Alexander Field: Work continues
By City Times staff
Continued from a previous edition
Today, work continues on improvements to Alexander Field, as construction progresses on a new hangar.
Airport manager Jeremy Sickler said that the hangar was needed to accommodate the new traffic the airport is seeing, due to Sand Valley and representatives of local corporations.
“We were aware of aircraft that were going to other airports, because we didn’t have a hangar,” he explained. “They insisted that the plane be kept in a hangar, so they would go to Mosinee or Appleton or Stevens Point. So, we were losing business without a hangar.
“The only hangar that is owned by the commission is the oldest building that is out here. Built in the 1930s… and its only got a 14 foot high door, so any plane taller than 14 feet, we can’t fit them in any of the commission-owned buildings.

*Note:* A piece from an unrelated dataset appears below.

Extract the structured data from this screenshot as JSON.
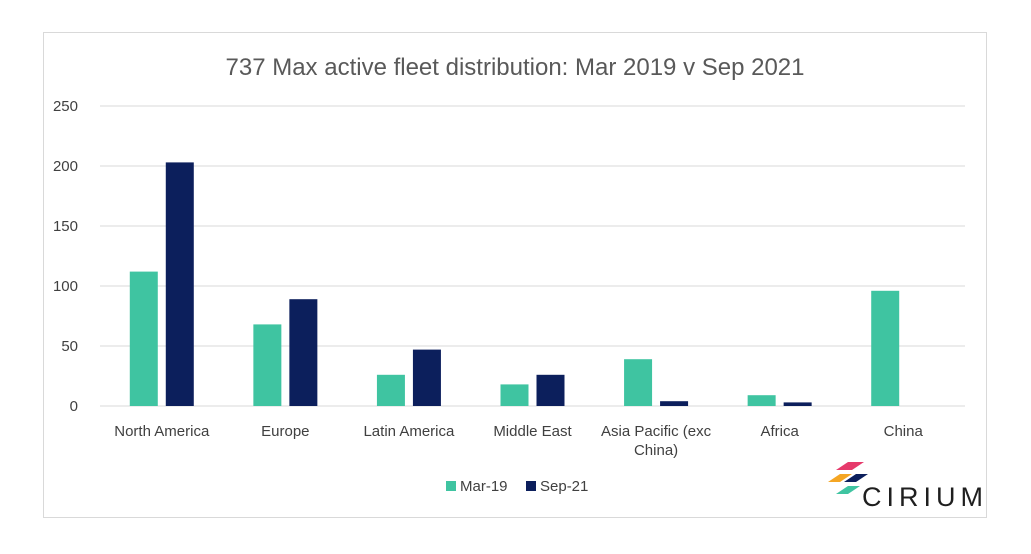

“We get asked pretty regularly if there is hangar space available for these jets that are flying in here, mostly because of damaging weather – wind, hail, things like that. They, of course, want to be under cover if they can, but some of these guys they just want their plane in a hangar wherever they go; that is just their policy or preference, ‘If there is a hangar available we will take it.’
Construction recently began on a hangar to accommodate this need.

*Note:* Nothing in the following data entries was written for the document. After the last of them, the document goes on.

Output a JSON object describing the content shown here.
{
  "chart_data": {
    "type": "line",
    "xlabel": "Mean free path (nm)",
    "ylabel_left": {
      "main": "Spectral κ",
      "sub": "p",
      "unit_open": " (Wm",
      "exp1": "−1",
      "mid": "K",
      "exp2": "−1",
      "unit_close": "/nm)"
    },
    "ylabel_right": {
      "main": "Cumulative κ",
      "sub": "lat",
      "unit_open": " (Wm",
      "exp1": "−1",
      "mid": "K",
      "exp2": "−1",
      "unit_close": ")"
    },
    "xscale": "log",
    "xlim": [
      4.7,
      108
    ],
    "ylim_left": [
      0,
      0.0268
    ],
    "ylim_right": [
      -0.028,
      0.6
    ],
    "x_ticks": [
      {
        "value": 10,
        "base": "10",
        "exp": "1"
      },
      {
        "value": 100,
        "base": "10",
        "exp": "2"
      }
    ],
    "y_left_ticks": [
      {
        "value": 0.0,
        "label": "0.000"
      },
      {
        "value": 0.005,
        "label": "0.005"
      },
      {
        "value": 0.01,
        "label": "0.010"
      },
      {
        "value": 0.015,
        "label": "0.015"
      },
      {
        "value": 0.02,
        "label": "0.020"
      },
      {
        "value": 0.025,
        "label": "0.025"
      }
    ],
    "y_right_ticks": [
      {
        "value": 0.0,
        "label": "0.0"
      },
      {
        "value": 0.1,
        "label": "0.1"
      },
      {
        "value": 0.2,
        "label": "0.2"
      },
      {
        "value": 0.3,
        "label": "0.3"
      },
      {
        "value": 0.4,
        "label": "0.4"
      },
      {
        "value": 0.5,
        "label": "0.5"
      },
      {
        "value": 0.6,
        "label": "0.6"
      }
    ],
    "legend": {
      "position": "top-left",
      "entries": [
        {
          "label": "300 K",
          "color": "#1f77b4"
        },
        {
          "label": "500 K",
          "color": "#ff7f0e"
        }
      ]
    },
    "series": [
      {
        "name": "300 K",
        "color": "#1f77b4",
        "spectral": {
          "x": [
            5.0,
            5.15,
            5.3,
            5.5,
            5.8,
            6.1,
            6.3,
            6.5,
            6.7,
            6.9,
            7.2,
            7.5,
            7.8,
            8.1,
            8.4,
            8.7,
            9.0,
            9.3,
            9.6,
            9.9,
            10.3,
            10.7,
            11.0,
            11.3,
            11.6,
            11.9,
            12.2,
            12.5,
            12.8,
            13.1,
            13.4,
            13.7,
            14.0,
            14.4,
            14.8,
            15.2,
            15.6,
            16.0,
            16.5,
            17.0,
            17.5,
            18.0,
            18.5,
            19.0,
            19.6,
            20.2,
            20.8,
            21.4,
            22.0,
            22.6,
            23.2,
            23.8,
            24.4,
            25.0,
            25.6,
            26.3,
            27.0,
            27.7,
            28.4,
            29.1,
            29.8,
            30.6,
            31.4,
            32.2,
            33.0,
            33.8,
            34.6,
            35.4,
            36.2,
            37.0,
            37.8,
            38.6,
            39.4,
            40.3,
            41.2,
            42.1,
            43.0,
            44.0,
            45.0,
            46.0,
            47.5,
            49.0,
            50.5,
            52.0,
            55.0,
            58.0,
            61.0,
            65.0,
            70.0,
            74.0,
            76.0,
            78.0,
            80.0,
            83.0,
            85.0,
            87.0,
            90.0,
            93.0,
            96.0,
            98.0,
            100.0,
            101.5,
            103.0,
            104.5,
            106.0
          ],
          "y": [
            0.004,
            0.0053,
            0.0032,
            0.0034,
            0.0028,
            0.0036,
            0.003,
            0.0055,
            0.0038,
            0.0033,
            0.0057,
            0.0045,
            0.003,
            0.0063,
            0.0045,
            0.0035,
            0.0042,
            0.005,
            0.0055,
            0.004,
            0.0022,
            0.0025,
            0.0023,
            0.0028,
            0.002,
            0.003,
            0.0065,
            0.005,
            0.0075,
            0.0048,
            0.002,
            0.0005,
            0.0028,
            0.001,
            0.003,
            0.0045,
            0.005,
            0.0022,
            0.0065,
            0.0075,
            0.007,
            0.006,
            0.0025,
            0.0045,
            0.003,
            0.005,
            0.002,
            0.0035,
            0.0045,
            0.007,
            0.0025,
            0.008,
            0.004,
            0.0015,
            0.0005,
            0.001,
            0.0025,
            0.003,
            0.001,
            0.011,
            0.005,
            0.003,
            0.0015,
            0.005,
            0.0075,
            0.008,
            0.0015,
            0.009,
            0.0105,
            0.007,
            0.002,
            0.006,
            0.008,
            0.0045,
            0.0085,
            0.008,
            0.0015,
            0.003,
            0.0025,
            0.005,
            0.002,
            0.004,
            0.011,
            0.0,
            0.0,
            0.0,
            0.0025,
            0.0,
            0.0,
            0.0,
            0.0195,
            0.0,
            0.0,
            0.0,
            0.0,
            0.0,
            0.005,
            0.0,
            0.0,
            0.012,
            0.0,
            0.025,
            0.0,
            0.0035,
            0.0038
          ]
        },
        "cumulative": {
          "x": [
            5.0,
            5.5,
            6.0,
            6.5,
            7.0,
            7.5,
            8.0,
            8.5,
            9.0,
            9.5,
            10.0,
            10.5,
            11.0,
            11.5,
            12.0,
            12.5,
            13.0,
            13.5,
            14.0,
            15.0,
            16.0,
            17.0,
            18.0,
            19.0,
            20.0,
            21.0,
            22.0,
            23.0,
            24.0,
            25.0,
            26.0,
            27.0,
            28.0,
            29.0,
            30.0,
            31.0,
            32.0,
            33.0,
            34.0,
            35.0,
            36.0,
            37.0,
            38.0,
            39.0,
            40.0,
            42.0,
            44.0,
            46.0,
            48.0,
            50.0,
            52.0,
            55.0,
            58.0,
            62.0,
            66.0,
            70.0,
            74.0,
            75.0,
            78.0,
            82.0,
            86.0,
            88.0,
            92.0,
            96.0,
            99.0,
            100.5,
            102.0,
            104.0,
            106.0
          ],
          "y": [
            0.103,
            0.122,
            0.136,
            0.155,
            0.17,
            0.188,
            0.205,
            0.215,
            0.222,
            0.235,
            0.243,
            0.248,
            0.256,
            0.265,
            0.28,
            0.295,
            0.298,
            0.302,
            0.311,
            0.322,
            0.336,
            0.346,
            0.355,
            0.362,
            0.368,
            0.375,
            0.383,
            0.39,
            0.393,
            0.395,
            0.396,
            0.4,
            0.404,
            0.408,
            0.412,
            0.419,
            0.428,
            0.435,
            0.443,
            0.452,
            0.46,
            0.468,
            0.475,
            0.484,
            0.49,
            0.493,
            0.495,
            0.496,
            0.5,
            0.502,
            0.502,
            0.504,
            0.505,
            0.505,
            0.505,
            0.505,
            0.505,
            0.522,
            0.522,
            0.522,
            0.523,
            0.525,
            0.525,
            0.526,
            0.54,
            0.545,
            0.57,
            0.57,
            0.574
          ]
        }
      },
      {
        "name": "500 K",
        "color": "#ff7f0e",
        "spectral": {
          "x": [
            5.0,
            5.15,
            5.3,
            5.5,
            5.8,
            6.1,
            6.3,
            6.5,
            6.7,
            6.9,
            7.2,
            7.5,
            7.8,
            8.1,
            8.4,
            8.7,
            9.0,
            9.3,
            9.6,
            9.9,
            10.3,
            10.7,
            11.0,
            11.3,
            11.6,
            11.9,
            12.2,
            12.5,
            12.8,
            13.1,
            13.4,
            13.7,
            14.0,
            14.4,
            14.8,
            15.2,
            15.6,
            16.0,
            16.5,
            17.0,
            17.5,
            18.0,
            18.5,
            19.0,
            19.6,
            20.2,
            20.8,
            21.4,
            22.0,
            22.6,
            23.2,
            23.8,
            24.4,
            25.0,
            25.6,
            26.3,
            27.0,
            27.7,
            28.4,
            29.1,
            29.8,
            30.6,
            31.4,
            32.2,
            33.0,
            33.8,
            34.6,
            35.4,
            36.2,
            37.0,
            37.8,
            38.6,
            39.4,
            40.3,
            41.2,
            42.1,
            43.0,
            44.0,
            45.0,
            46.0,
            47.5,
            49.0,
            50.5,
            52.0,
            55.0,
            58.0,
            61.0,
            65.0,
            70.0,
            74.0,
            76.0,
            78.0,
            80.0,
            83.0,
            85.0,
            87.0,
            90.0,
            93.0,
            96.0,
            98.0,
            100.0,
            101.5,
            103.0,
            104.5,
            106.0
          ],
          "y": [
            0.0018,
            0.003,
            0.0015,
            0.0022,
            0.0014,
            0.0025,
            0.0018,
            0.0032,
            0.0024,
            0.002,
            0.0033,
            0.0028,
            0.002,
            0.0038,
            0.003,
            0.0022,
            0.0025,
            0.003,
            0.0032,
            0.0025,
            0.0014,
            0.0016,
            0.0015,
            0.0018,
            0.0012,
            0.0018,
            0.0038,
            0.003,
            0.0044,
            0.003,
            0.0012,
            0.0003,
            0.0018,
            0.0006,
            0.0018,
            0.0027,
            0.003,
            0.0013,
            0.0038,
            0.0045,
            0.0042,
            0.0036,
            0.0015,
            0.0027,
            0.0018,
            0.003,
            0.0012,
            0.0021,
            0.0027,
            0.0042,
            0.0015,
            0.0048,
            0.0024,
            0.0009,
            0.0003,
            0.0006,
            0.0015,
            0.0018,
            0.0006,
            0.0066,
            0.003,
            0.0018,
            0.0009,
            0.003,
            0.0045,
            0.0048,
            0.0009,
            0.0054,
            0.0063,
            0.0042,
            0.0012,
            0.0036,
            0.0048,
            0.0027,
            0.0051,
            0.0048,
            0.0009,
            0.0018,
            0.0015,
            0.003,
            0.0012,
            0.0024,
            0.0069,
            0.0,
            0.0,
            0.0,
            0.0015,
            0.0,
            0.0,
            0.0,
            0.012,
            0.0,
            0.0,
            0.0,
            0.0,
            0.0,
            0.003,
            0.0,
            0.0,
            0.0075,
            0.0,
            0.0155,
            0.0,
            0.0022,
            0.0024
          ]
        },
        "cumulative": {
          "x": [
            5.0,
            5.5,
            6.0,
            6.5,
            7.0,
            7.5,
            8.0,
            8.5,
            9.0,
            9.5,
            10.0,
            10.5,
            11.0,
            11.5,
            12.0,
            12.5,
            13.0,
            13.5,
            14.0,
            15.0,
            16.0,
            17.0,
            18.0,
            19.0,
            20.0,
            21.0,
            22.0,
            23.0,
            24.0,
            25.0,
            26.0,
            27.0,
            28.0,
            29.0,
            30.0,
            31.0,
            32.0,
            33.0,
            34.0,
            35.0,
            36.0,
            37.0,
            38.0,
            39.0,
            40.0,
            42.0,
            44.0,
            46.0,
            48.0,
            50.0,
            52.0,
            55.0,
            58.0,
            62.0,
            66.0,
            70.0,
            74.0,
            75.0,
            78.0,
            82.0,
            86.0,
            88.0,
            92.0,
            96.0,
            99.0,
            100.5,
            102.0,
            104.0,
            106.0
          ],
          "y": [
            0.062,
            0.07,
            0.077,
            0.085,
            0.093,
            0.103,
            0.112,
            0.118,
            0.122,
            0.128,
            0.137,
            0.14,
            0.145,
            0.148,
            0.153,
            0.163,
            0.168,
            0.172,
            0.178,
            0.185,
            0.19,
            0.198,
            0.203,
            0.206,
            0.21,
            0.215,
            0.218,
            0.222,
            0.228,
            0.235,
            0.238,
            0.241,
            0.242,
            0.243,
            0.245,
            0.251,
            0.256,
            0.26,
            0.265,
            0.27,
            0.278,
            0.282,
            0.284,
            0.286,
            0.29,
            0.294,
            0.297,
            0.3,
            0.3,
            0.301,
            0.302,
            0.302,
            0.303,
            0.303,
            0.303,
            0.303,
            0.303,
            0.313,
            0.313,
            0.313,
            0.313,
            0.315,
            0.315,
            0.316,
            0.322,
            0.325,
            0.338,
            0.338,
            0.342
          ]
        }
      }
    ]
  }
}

“I don’t think they would have ever justified spending $2 million plus on this hangar out of the commission’s own dollars, but we found out last November that we had the money to build the hangar from another windfall that came through from the Bureau of Aeronautics. So, we went ahead with planning and designing the hangar,” he recalled.
Sickler said that when the hangar is finished, Alexander Field will be one of just an estimated five airports with hangars of that size available for larger aircraft.
With jet traffic counts reaching 95 percent of the total air traffic during the summer months and an estimated 800 takeoffs and landings during 2019 – most of them occurring in the summer months – completion of the hangar is highly anticipated and critical for the future of Alexander Field.